The reciprocal sum of divisors of Mersenne numbers
Volume 197 / 2021
Abstract
We investigate various questions concerning the reciprocal sum of divisors, or prime divisors, of the Mersenne numbers $2^n-1$. Conditionally on the Elliott–Halberstam Conjecture and the Generalized Riemann Hypothesis, we determine $\max _{n\le x} \sum _{p \mid 2^n-1} 1/p$ to within $o(1)$ and $\max _{n\le x} \sum _{d\mid 2^n-1}1/d$ to within a factor of $1+o(1)$, as $x\to \infty $. This refines, conditionally, earlier estimates of Erdős and Erdős–Kiss–Pomerance.
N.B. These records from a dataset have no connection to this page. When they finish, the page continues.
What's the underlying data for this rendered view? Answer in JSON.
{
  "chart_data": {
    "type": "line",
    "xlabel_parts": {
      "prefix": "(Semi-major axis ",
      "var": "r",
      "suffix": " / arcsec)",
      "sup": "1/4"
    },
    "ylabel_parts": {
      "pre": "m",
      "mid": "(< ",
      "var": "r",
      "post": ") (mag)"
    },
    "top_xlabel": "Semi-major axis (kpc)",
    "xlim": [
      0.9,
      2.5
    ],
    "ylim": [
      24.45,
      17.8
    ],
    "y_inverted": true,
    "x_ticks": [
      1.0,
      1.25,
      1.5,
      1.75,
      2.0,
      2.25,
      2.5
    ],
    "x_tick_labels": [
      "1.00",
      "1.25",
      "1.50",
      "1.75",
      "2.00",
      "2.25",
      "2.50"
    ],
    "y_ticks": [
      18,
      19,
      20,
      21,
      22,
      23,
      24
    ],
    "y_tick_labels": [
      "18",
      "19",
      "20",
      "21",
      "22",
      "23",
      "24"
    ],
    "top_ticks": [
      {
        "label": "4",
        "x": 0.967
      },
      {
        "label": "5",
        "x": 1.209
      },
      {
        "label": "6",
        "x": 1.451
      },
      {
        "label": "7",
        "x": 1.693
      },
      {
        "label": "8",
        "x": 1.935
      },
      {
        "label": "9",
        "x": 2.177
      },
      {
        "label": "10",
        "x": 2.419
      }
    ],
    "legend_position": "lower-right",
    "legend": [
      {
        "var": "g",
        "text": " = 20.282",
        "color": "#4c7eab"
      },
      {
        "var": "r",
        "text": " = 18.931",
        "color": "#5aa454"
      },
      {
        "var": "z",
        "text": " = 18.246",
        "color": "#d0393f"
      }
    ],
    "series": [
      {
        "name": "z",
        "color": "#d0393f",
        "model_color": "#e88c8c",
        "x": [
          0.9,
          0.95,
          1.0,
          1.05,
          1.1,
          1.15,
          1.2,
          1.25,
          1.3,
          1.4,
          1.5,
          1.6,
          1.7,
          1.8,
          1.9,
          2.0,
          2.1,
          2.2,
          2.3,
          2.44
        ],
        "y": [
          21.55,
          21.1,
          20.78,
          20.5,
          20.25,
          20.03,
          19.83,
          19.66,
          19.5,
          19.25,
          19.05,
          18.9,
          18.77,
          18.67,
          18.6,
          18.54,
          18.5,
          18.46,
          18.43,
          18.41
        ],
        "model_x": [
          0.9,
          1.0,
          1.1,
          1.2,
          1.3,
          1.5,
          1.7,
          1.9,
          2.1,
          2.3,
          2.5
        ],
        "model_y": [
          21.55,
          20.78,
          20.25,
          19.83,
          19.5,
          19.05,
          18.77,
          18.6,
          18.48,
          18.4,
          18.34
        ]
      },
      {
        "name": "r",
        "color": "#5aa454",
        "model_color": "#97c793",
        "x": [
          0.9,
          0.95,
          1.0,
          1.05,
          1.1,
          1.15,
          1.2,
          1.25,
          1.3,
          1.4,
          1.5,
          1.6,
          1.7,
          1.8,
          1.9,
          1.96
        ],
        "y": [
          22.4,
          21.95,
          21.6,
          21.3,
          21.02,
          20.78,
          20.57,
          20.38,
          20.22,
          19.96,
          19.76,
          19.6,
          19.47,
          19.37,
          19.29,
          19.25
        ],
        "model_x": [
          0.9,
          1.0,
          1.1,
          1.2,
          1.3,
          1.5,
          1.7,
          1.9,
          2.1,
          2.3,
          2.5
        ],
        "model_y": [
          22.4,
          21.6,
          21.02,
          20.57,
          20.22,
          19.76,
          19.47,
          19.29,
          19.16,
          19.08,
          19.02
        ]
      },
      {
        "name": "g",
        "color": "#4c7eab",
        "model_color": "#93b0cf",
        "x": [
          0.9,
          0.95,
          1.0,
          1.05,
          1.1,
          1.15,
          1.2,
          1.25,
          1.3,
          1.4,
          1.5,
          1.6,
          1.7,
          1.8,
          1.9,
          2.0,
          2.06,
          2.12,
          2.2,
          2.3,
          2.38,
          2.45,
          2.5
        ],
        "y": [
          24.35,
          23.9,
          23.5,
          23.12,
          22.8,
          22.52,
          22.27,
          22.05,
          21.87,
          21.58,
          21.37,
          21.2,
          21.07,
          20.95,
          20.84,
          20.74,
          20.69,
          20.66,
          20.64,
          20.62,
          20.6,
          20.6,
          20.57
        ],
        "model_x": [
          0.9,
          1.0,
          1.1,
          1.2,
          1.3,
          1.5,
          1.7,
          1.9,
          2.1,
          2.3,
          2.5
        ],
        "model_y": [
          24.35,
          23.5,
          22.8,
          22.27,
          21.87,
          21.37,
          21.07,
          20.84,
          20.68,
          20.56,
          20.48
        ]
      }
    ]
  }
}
Conditionally (only) on GRH, we also determine $\sum 1/d$ to within a factor of $1+o(1)$ where $d$ runs over all numbers dividing $2^n-1$ for some $n\le x$. This conditionally confirms a conjecture of Pomerance and answers a question of Murty–Rosen–Silverman. Finally, we show that both $\sum _{p\mid 2^n-1} 1/p$ and $\sum _{d\mid 2^n-1}1/d$ admit continuous distribution functions in the sense of probabilistic number theory.